Задавали, конечно, и много разных вопросов, спрашивали советов, просили помощи, благословений. Но это чаще уже не в мастерской, не принародно, а где-нибудь наедине, и ей пришлось установить дни и время, в которое каждый желающий мог прийти к ней в келью, где им уже никто не мешал. Каждый день шли. Случалось, что сама и до мастерской не добиралась, хотя там долгое время стояла работа, которую будто бы и не шила, а жила ею, и к концу прикасалась как к живому существу, считая, что она в самом деле зажила своей особой жизнью, ибо это был большой покров, изображающий преподобную Евфросинию Суздальскую.
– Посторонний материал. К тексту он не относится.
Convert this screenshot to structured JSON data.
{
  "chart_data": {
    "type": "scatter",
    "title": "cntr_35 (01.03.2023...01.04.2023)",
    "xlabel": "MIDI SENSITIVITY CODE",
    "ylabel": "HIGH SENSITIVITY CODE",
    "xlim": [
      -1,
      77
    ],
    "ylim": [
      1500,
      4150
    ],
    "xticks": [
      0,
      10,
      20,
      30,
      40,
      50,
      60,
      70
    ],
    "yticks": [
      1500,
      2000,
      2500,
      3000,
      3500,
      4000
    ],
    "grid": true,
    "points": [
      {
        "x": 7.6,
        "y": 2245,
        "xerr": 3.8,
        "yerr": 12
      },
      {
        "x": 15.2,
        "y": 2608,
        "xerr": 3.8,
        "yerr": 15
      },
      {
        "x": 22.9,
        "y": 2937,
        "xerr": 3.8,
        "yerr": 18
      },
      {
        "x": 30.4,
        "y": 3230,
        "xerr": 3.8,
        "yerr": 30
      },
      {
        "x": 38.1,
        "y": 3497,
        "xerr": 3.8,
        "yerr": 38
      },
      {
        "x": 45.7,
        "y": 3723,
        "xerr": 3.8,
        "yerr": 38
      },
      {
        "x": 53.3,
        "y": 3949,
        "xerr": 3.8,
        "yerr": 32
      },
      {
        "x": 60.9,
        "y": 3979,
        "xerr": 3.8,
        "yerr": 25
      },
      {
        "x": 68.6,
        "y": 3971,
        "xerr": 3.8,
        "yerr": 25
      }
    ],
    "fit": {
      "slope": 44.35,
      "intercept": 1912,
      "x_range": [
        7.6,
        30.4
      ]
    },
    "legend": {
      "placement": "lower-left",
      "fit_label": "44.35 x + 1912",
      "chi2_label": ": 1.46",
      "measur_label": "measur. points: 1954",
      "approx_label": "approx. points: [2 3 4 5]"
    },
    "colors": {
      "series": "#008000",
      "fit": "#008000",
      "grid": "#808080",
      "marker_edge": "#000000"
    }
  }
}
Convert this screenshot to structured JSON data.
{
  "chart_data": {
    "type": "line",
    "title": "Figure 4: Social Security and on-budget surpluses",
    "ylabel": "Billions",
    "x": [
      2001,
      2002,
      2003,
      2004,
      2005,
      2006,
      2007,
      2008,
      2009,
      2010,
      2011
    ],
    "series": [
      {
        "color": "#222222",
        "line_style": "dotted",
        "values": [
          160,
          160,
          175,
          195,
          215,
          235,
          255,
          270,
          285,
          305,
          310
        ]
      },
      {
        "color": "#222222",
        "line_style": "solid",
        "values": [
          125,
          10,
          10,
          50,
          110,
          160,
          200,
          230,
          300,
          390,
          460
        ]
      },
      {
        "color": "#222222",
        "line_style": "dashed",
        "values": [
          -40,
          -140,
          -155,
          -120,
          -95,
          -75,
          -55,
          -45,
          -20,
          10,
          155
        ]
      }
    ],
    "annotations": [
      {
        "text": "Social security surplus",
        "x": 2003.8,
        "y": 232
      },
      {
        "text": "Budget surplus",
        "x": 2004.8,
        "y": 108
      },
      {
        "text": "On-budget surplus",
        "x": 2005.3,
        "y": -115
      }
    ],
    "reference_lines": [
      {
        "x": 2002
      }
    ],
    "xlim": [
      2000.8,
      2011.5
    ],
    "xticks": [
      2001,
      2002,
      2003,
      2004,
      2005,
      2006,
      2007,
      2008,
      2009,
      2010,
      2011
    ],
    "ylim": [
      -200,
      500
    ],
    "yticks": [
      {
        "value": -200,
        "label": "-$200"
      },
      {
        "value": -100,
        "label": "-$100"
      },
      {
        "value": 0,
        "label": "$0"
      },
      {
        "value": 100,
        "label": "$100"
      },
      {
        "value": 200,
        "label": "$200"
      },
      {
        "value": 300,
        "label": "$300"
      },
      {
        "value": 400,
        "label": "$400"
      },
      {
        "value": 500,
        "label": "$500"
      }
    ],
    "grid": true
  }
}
Три века назад дочь черниговского князя Михаила Всеволодовича Феодулия была обручена с суздальским князем Миною. Но, приехав к нему, застала жениха только что скончавшимся, но возвращаться в родной Чернигов не захотела, осталась вблизи погребенного нареченной в инокинях под именем Евфросинии. А тут вскоре на Суздаль налетел со своими ордами хан Батый, разорял и жег все нещадно, но Евфросиния так неистово, слезно молила Господа в Ризположенском монастыре, что Батый его единственный в городе не посмел тронуть.
Какова из себя была Евфросиния, никому, разумеется, не ведомо, да Соломонию это и не интересовало; главное, что страдалица и защитница, как многие другие подвижницы и страстотерпицы, как, в конечном-то счете, и она сама - это и изображала. Ни одной яркой краски не ввела, лишь глухие и напряженные: коричневая ряса, коричневый куколь, тревожно-фиолетовый фон, бледно-желтоватое лицо и руки. В правой руке крест, которым Евфросиния защищается и предостерегает одновременно, а с ее сухого, аскетического лица со строго сдвинутыми бровями неотступно глядят прожигающие, темные глаза. Куда бы ни отошел - не отпускают!
Некоторые не выдерживали - отворачивались. Некоторые, невольно затаив дыхание, цепенели, потом переводили взгляд на Соломонию-Софию и обратно. Чувствовали, что это так она изобразила свою душу, свой гнев и предостережение всем сотворившим и творящим зло. Небывало изобразила! Поразительно!
Все же до единого знали ее историю, а теперь знали еще и что с новой юной и, как говорила молва, необычайно бойкой и надменной женой у великого князя Василия Ивановича уже четвертый год тоже никак ничего не получается с потомством, и он с нею, как когда-то с Соломонией, опять ездит по всем монастырям, кроме суздальского, и молится святым угодникам, чтоб помогли уже ей, Елене Васильевне Глинской, опять вносит богатые вклады, чтобы и старцы неустанно молили Господа о том же, и всем епископам велено, чтоб по всем церквам молились, а в Кремль московский снова без конца приводят и приводят из разных мест и концов земли всяких знахарей, ворожей, ведунов, лекарей. Уже четвертый, а точнее-то говоря, двадцать четвертый год подряд! Хотя даже полным дуракам давным-давно яснее ясного, что дело, значит, не в Соломонии и не в новой, а в нем самом и, стало быть, безвинная Соломония страдает за него, за него >- то есть она подлинная великомученица.
Но здесь, в Суздале, ее не только жалели и негодовали, возмущались Василием, здесь все теперь хорошо видели, какую воистину природную, конечно же, самим Господом определенную государыню потеряла Русь. Какое великое преступление было совершено! Здесь все восхищались ее умом и ее речами, ее сердечностью, ее совестливостью, справедливостью, ее искусством шить, ее мастерской, ее неувядающей красотой; хоть и потяжелела, пополнела немного, но стать и величавость остались прежние, и лицо по-прежнему точеное. Здесь ею гордились и хвастались перед всеми приезжими, считая, что Суздалю и Покровскому монастырю необычайно посчастливилось, что она пусть и в полузаключении, но у них. Игуменья Ульяна считала так же и опекала ее, как только могла. Епископ, несмотря на свою дружбу с Даниилом, тоже. И не упускал случая, чтобы повидаться и поговорить с ней о чем угодно.